The “Musikalische Exequien”, composed in memory of Prince Heinrich Posthumus of Reuss, was performed on 4 February 1636 in the Johanniskirche in Gera, two months after the death of the Prince who commissioned it and to whom it was dedicated. It is, however, almost certain that the Prince worked with the composer on both the selection of texts and on the overall form of the memorial service. The rhetorical formulae which he used in his polyphonic setting presumably did not have as much of the function of evoking the abstract and disembodied memory of the deceased, as of manifesting his “physical” presence, perpetuating it in the memory of the congregation. During the celebration the bier was placed between the orator’s pulpit and the congregation of the faithful, confirming the hypothesis that the Mass was less of a celebration “in absentia” than a ritual “in praesentia”, in which the orator was a medium who was entrusted with retrieving the words of the deceased from the afterlife. The evocation of the afterlife was achieved through the special placement of the voices within the church interior: with the experiences of the “cori spezzati” which he had learned from Giovanni Gabrieli, Schütz placed a small choir in the interior of the crypt, thereby creating the illusion of an “invisible” voice which sounded from a dark “beyond”.
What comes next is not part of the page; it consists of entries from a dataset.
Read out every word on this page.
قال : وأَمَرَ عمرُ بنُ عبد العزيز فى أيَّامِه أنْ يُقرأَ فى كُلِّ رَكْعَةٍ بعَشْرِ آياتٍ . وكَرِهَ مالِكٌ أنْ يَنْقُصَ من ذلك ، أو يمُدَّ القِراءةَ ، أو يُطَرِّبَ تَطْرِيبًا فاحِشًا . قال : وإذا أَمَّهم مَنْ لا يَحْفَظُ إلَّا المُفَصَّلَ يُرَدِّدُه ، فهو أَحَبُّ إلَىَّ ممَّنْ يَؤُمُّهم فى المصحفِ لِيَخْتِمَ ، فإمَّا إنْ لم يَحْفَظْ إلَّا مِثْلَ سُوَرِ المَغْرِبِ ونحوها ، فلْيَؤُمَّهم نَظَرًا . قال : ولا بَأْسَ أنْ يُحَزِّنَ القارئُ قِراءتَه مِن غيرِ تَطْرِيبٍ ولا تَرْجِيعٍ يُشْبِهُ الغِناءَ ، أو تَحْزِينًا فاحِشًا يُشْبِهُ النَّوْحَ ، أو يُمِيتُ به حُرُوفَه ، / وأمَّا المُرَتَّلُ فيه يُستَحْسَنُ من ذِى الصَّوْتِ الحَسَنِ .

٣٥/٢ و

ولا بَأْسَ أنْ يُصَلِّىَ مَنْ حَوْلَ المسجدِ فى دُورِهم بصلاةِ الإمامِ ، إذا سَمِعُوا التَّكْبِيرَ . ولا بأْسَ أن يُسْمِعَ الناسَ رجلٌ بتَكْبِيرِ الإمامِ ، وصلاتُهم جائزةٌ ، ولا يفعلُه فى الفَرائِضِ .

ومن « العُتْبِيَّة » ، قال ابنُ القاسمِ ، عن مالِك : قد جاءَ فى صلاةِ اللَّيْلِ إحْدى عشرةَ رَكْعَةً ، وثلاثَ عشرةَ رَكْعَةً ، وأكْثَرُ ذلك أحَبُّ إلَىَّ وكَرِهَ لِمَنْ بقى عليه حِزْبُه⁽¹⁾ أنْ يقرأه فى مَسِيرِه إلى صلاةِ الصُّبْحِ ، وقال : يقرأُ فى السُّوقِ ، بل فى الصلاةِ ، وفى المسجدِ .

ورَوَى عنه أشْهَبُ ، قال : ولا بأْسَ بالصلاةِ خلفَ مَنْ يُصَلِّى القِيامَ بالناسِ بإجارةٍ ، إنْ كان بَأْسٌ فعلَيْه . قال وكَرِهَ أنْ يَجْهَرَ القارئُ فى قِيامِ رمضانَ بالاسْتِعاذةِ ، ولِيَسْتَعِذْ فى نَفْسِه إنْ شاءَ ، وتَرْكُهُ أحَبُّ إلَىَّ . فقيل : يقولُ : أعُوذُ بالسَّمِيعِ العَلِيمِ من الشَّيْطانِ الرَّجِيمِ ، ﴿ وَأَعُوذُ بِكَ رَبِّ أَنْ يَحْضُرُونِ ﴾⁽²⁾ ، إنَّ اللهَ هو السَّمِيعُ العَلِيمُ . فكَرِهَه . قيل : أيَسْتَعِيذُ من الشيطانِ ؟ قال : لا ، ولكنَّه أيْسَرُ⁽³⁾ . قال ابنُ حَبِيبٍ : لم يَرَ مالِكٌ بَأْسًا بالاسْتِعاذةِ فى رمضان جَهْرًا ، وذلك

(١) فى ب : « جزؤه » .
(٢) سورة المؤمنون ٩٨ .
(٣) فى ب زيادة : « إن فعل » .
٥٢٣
It is exactly this idea of the plurality of spaces which led to the creation of the stylus phantasticus of Prosopopeia. Lucia Ronchetti works with philological accuracy with the metaphorical space of the word: numerous texts by contemporaries (Donne, Tasso, Quevedo, Marvell, Crashaw) grow out of the body of the original text, which – linked through key words (Himmel [heaven], Sünde [sins], Zeit [time], Leib [body], Verklärung [transfiguration], Heil [salvation], Fleisch [flesh], Auffahrt [ascension]…) – gives rise to astonishing poetic flowerings. In the process, the fragments of Schütz’s polyphonic setting remain in the shadow of the old “stile severo”, and by contrast, the textual interpolations are set in a modern “stile florido” in which homophonic declamations, pulverising madrigalianisms, frozen psalmodies and contrapuntal dissonant affects are linked. It is this plurality of texts which leads to the plurality of the acoustic spaces.
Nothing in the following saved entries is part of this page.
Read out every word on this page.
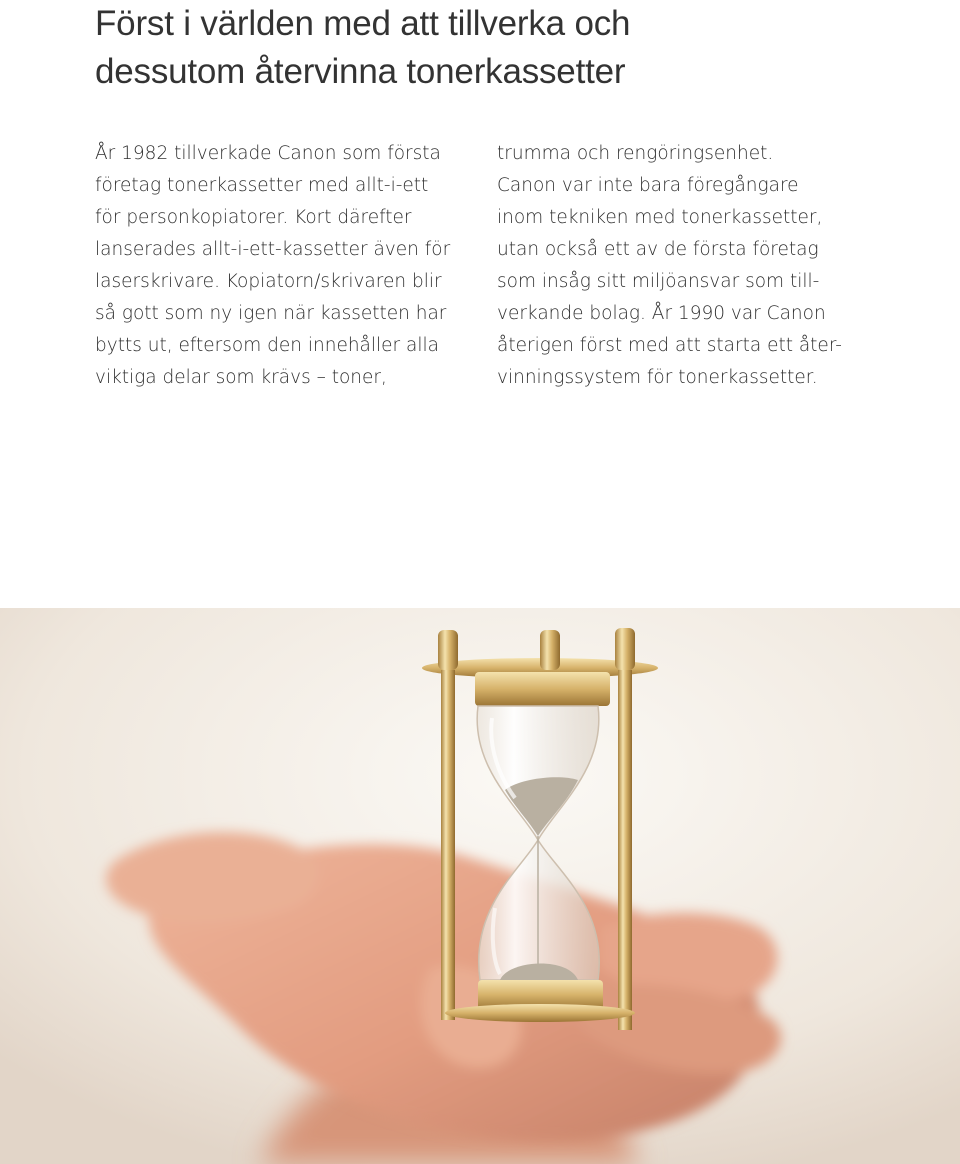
Först i världen med att tillverka och
dessutom återvinna tonerkassetter
År 1982 tillverkade Canon som första
företag tonerkassetter med allt-i-ett
för personkopiatorer. Kort därefter
lanserades allt-i-ett-kassetter även för
laserskrivare. Kopiatorn/skrivaren blir
så gott som ny igen när kassetten har
bytts ut, eftersom den innehåller alla
viktiga delar som krävs – toner,
trumma och rengöringsenhet.
Canon var inte bara föregångare
inom tekniken med tonerkassetter,
utan också ett av de första företag
som insåg sitt miljöansvar som till-
verkande bolag. År 1990 var Canon
återigen först med att starta ett åter-
vinningssystem för tonerkassetter.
Like Schütz, Ronchetti also transforms the architectonic enclosure of the church into a wonderful instrument which creates varied acoustic dimensions: a background of angelic sounds, produced by vocal groups which remain out of sight, surrounded by “wandering” vocal and instrumental sounds which represent the different routes through the church.
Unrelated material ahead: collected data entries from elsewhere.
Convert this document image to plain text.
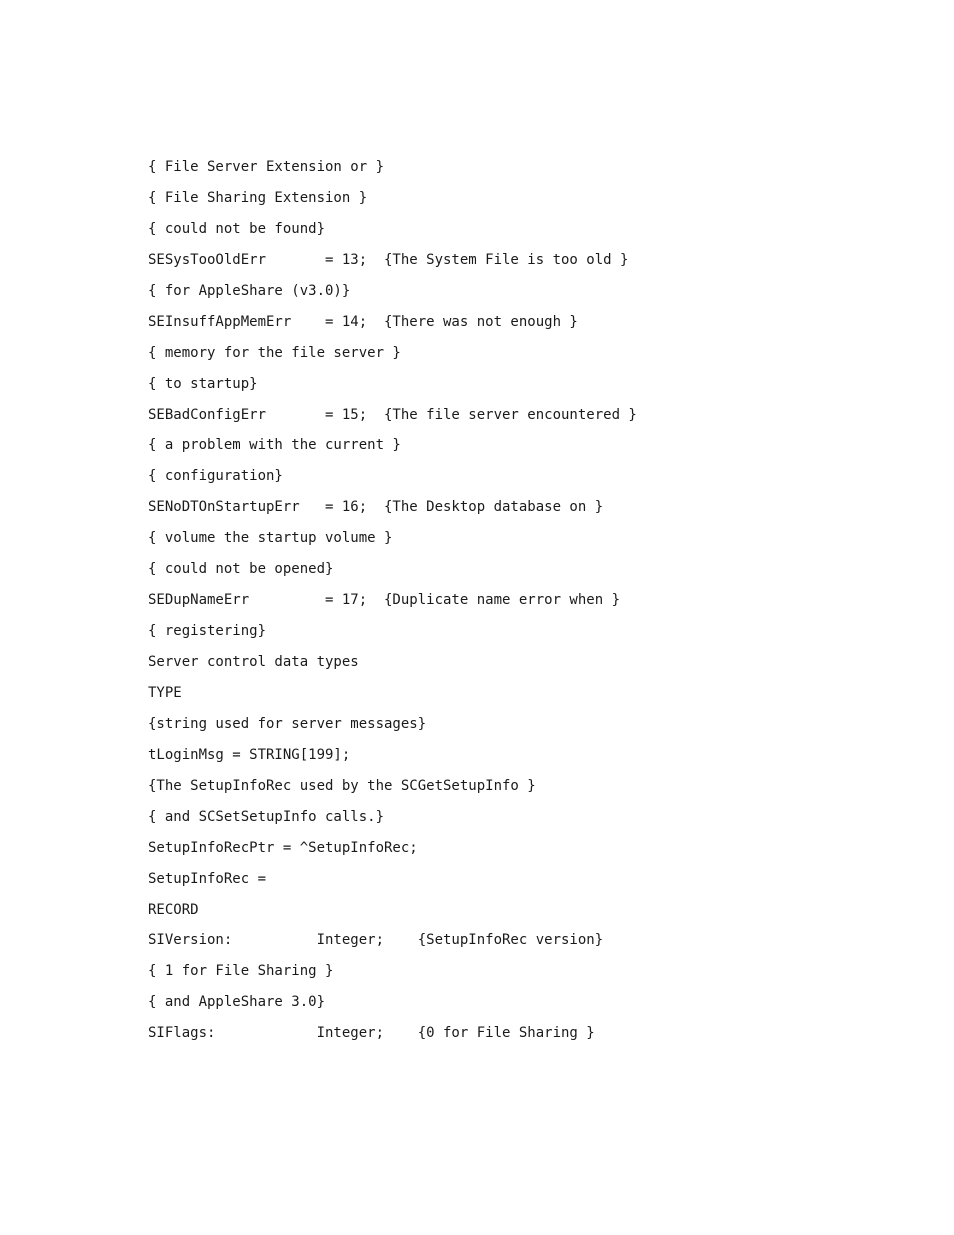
{ File Server Extension or }
{ File Sharing Extension }
{ could not be found}
SESysTooOldErr       = 13;  {The System File is too old }
{ for AppleShare (v3.0)}
SEInsuffAppMemErr    = 14;  {There was not enough }
{ memory for the file server }
{ to startup}
SEBadConfigErr       = 15;  {The file server encountered }
{ a problem with the current }
{ configuration}
SENoDTOnStartupErr   = 16;  {The Desktop database on }
{ volume the startup volume }
{ could not be opened}
SEDupNameErr         = 17;  {Duplicate name error when }
{ registering}
Server control data types
TYPE
{string used for server messages}
tLoginMsg = STRING[199];
{The SetupInfoRec used by the SCGetSetupInfo }
{ and SCSetSetupInfo calls.}
SetupInfoRecPtr = ^SetupInfoRec;
SetupInfoRec =
RECORD
SIVersion:          Integer;    {SetupInfoRec version}
{ 1 for File Sharing }
{ and AppleShare 3.0}
SIFlags:            Integer;    {0 for File Sharing }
However, out of this overall texture of wave-like, wandering sounds two voices break away shortly before the finale, and are given a dramaturgical function and an unmistakable symbolism in sound. The trombonist moves, together with a bass singer, on various routes through the church, wearing the festive garment of Schütz himself. Shortly afterwards, announced by a jubilant trumpet solo, the tuba player in dialogue with the tenor voice assumes on the shroud of the deceased Prince and becomes the incarnation of the figurative and symbolic idea of Prosopopeia. This encounter leads to a strange descant in which the dedication, a text by Donne on earthly things and one by Crashaw about heavenly love, are intertwined. Out of this springs a gloomy reflection on the impossibility of escaping the metaphysical cycle which links “Living Death” and “Dying Life”. An extreme chiasmus which culminates in an unexpected spatial and sonorous unison: the two “Heinrichs” transform the melodic arch into the linearity of the recitation and start singing the saturnic, agnostic concluding meditation of John Donne: “Solitude is a torment which is not threatened in hell itself.”